Quibi’s biggest flaw at the moment is that none of its content stands out from the wealth of media already available to us. Chrissy’s Court is a fun riff on daytime TV court shows, but the actual cases and resolutions feel even more pointless and inconsequential than you’d expect for the genre. (And of course, John Legend shows up once in a while to flash that EGOT smile.) Most Dangerous Game, one of the service’s “Movies in Chapters,” is a remake of the classic human-hunting story — except this time it stars Liam Hemsworth and an appropriately scenery-chewing Christoph Waltz. It’s reasonably compelling, but whatever dramatic tension it builds up is destroyed by every clip’s short runtime. Thanks A Million is a show where celebrities give away $100,000 to people who’ve had a positive impact on their lives, but it comes across as more cringeworthy than heartwarming.
There are also a handful of documentaries and daily news shorts via outlets like the BBC, Telemundo and TMZ, but again none of them were exactly “must watch” entertainment. You’ll easily find similar news briefs on YouTube and podcasts. Quibi also plans to launch with 50 shows and aims to have 175 by the end of the year. There’s some notable content to look forward to from the likes of Steven Spielberg and Guillermo del Toro. But frankly, after testing the service for a bit, I’m not excited to see some of my favorite filmmakers make content that’ll be trapped on tiny phone screens and quickly forgotten.
To make things worse, since Quibi’s shows are only viewable on mobile, you can’t easily use your phone to do anything else while watching them. Live-tweeting with your friends is a bit tough when you have to constantly shuffle between different apps. I was surprised to find that I couldn’t even AirPlay Quibi shows to my Apple TV (even by mirroring my phone), and there’s no Chromecast support either. That made it tough for me to share the insanity of Dishmantled with my wife — we were forced to crowd around my iPhone 11 Pro, while my 55-inch TV sat idle in front of us. This doesn’t feel like the future of content at all. (And if it is, I want no part of it.)

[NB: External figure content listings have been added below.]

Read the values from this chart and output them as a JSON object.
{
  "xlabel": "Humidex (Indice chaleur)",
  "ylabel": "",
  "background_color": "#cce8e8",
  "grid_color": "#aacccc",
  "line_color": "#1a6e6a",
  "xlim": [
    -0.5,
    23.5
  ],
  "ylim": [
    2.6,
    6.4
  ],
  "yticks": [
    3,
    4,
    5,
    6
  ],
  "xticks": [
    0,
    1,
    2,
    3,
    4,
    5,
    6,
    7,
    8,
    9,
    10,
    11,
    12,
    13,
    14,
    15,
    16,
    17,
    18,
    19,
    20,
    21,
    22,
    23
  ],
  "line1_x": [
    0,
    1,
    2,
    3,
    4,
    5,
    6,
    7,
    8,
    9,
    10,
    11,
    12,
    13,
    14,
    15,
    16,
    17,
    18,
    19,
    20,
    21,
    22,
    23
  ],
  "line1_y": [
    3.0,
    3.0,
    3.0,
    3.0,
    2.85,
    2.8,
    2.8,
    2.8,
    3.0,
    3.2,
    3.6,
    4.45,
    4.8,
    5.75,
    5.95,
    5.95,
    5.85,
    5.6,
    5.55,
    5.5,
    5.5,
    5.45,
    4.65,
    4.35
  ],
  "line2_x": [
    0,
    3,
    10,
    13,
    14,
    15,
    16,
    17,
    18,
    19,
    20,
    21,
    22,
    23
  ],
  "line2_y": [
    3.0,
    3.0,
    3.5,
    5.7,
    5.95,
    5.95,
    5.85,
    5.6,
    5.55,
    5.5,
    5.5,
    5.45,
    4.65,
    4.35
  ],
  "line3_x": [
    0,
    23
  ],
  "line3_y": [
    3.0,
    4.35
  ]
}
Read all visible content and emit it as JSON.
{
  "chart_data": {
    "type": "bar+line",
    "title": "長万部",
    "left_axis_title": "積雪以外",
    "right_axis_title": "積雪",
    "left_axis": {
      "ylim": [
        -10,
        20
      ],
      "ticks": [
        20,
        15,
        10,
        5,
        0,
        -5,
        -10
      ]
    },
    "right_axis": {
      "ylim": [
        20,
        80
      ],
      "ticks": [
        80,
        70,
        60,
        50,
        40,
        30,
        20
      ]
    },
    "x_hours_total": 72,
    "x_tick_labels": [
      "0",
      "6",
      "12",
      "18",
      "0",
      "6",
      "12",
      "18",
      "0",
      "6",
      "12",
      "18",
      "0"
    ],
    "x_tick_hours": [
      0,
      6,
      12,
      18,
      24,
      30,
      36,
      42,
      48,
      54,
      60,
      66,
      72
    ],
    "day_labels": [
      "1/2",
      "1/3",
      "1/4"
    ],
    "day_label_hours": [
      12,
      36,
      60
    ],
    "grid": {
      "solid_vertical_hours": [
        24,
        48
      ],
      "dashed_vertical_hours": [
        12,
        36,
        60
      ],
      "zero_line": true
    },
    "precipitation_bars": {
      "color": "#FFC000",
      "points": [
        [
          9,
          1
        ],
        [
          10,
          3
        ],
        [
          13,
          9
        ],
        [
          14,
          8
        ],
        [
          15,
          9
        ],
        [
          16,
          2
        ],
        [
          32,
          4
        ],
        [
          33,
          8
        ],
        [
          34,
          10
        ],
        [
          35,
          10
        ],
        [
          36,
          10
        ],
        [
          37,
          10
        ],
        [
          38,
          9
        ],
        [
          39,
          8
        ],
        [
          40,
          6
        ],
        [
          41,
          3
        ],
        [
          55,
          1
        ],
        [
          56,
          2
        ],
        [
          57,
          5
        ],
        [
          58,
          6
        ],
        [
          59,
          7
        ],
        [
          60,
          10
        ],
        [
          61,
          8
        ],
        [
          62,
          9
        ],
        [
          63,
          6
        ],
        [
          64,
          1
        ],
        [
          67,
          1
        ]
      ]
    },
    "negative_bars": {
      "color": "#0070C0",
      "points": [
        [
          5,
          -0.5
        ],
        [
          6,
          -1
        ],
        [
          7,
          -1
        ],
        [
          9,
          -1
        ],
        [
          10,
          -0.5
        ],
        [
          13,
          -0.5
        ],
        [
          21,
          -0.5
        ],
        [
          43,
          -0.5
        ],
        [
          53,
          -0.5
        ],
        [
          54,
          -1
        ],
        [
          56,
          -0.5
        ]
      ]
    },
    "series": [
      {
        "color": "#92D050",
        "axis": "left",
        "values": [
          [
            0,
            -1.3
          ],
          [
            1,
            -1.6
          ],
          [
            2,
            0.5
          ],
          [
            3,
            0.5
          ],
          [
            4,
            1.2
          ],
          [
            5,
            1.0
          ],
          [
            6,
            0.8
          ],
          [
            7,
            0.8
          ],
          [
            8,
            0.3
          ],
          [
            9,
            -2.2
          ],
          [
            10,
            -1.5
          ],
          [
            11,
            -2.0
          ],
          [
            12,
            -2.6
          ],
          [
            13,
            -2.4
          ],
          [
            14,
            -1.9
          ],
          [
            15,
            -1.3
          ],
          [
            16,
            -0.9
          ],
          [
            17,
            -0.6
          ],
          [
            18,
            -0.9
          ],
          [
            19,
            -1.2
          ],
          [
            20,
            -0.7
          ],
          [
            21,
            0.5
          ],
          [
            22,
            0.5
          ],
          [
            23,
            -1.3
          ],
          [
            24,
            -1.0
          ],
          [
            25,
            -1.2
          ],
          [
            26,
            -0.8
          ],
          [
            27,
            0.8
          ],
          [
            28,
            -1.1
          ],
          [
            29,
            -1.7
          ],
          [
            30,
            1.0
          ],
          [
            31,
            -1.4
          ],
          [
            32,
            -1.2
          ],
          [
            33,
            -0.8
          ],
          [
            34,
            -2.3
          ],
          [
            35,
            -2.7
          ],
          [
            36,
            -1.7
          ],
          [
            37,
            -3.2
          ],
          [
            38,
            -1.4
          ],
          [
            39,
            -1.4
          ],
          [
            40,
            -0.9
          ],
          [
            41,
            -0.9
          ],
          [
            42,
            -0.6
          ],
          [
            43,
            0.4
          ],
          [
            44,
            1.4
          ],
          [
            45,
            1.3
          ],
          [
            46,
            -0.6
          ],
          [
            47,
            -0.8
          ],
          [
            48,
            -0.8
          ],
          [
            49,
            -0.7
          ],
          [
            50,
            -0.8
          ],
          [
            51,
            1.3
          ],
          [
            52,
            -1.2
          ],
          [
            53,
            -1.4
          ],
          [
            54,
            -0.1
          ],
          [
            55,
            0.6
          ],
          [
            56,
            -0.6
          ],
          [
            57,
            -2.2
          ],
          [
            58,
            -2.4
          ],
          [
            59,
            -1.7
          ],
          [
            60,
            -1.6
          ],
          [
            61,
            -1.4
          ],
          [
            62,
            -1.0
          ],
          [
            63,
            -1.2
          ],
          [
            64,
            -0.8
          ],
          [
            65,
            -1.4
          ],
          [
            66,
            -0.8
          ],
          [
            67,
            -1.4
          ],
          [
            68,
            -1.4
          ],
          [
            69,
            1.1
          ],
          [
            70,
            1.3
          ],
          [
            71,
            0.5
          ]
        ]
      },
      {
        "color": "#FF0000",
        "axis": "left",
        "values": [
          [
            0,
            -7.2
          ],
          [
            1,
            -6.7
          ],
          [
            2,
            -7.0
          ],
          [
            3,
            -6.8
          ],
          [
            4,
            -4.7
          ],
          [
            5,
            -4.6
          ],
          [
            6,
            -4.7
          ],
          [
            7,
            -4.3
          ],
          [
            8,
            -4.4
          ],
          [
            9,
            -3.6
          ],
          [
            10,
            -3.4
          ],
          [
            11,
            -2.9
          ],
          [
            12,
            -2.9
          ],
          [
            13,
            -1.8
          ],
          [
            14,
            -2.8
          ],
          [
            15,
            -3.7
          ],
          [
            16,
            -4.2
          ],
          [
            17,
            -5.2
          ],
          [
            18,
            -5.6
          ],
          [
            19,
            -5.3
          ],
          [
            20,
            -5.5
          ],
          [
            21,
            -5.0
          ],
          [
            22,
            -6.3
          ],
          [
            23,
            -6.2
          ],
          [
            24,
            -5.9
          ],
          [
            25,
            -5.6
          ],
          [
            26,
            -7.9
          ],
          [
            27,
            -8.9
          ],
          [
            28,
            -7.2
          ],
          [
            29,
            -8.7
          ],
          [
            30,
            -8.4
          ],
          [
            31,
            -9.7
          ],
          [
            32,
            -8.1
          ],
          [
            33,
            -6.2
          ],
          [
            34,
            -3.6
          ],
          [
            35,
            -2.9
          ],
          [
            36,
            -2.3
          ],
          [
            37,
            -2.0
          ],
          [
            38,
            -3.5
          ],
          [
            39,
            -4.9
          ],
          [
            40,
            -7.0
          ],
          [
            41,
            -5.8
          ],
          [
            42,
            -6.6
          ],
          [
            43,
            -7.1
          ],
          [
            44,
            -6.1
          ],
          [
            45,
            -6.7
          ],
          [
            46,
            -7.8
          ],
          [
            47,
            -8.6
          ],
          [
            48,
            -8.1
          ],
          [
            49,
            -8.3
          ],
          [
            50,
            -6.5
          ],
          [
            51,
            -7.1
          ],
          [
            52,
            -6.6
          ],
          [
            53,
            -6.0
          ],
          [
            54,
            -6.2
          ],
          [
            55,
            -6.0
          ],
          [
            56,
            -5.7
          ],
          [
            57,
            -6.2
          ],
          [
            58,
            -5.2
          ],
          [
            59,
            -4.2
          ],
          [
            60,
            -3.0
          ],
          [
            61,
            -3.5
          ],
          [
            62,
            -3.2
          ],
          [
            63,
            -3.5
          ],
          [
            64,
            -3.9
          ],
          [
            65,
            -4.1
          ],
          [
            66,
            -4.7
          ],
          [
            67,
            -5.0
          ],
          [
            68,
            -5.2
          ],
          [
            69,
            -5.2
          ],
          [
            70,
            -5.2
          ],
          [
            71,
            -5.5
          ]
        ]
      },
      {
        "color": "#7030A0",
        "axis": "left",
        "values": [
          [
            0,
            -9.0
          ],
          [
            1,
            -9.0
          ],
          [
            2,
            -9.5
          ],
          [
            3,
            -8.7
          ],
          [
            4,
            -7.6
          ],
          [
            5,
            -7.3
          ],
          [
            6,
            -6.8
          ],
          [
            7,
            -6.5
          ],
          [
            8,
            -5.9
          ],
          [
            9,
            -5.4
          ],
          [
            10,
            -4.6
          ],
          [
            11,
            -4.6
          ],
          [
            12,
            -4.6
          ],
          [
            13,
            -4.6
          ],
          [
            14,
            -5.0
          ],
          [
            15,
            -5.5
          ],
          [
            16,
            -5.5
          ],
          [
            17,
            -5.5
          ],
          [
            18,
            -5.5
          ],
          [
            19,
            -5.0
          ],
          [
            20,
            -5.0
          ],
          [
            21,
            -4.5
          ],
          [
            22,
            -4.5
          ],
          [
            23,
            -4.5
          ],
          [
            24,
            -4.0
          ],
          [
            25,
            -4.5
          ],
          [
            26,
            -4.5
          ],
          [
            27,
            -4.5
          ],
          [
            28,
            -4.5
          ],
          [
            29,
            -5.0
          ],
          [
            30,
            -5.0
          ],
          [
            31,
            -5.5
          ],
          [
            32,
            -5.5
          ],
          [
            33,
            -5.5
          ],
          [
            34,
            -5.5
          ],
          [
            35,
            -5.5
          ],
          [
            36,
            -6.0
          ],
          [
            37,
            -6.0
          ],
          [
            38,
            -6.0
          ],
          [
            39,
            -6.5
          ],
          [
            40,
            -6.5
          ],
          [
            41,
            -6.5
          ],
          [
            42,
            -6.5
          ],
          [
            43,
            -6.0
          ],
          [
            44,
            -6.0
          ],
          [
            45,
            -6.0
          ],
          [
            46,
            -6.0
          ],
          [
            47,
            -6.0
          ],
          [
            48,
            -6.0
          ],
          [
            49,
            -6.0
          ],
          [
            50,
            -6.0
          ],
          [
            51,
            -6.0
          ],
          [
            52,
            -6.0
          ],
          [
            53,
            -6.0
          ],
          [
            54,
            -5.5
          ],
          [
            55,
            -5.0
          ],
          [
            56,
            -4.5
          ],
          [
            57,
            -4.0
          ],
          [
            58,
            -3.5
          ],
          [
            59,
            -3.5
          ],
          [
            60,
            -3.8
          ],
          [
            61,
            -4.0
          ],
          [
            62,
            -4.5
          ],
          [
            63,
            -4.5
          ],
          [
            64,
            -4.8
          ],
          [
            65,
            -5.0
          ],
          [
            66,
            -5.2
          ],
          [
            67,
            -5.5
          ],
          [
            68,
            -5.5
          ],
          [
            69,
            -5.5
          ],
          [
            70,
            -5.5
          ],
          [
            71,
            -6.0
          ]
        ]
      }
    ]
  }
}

And then there are the ads. Quibi says it’ll only deliver a few minutes worth of commercials every hour with its $5 subscription, but you’ll see them often since every episode is so short. Ads even pop up when you try to download a show for offline viewing, which feels like they’re just nickel and diming you. At one point, I sat through a 15 second ad to watch an episode of Dishmantled, and then another 10 second ad played when I tried to download that same episode. It certainly feels odd to be paying for the privilege of watching commercials (and yes, I know Hulu does the same thing). You can forgo ads entirely with the $8 monthly subscription, but at that point you might as well just pay a dollar more for something more robust, like Netflix.
Quibi is the worst sort of over-funded, faux-innovative startup. It pretends to be changing the media industry, but it’s not actually solving any real issues for consumers, or the landscape as a whole. What it comes down to, really, is that nobody needs Quibi — not in the way you may need your daily YouTube or Netflix fix. And it could just be that nobody really wants a dedicated mobile video service.
We may stare at our phones all day, but we also hop between devices and rely on multiple screens so we can bingewatch and chat with friends at the same time. We’re used to media adapting to us, and nobody wants to be forced to watch middling content on the smallest screen they have.